Hi Jaebin, what docs were wrong, are you able to submit a PR to fix them?
Regarding returning two “dimensions” in a topN (raw dimension and lookup dimension) that is not currently possible. It is possible to filter on the raw ID and use a lookup for the topN dimension that is returned.
So the question now becomes how do you get the desired association between the “id” and the “name” without having to know about the raw data.
Unfortunately the dataset you’ve described is a non-injective mapping you are wanting to treat as injective. So I see one of two solution groups:
- Make it injective
- If you are able to breakup the namespaced lookup into multiple injective lookups (I don’t know if this is possible with your dataset) that might solve your issues.

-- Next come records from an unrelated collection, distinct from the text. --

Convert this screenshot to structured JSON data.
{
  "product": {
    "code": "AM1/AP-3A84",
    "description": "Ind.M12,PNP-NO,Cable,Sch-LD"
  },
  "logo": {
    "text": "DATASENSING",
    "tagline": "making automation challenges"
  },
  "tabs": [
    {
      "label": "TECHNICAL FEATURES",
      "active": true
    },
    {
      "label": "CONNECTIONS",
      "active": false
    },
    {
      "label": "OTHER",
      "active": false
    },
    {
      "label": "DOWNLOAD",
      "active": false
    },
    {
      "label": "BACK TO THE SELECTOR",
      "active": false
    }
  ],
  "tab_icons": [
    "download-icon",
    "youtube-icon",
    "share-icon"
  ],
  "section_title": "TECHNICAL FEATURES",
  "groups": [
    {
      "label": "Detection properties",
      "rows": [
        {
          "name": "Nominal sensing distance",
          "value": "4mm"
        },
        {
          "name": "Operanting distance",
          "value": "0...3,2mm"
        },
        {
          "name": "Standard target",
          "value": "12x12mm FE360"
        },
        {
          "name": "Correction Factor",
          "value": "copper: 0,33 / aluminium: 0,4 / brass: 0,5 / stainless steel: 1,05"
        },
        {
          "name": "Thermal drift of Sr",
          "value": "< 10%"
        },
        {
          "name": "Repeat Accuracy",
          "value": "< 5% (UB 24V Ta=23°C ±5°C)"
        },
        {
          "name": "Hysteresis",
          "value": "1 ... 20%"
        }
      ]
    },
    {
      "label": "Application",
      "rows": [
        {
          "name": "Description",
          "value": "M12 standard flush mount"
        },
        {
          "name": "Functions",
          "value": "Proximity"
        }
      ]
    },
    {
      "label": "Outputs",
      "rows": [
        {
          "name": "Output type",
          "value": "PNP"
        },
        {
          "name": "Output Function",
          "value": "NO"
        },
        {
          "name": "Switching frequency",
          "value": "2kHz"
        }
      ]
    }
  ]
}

- You have the option of adding fun things like non-printing UTF-8 characters (like the zero-width-space) to the "name"s to make then unique if they only have to “look” the same.
- Find some sort of distinguishing characteristic for which you can guarantee injective properties. Example: If you know that IDs map to unique names within a particular metro zone, then any particular query that only covers one metro zone is injective and can use the big lookup with the raw name. For queries which cover multiple metro zones you can tell to use a different lookup definition, maybe one that pulls from a table (or view) where the metro zone is appended to the name.
- Change the query
- Do a group-by query, which will be much slower but will return any number of dimensions you want.
- Get the IDs back and handle the mapping in some sort of second query (either by querying the DB or issuing some kind of second query to Druid)… not really ideal
IMHO being able to return the original dimension value with the extractionFn modification would be a neat feature, but is not currently implemented.
Sorry I don’t have a good out-of-the-box solution, and those are just some initial thoughts.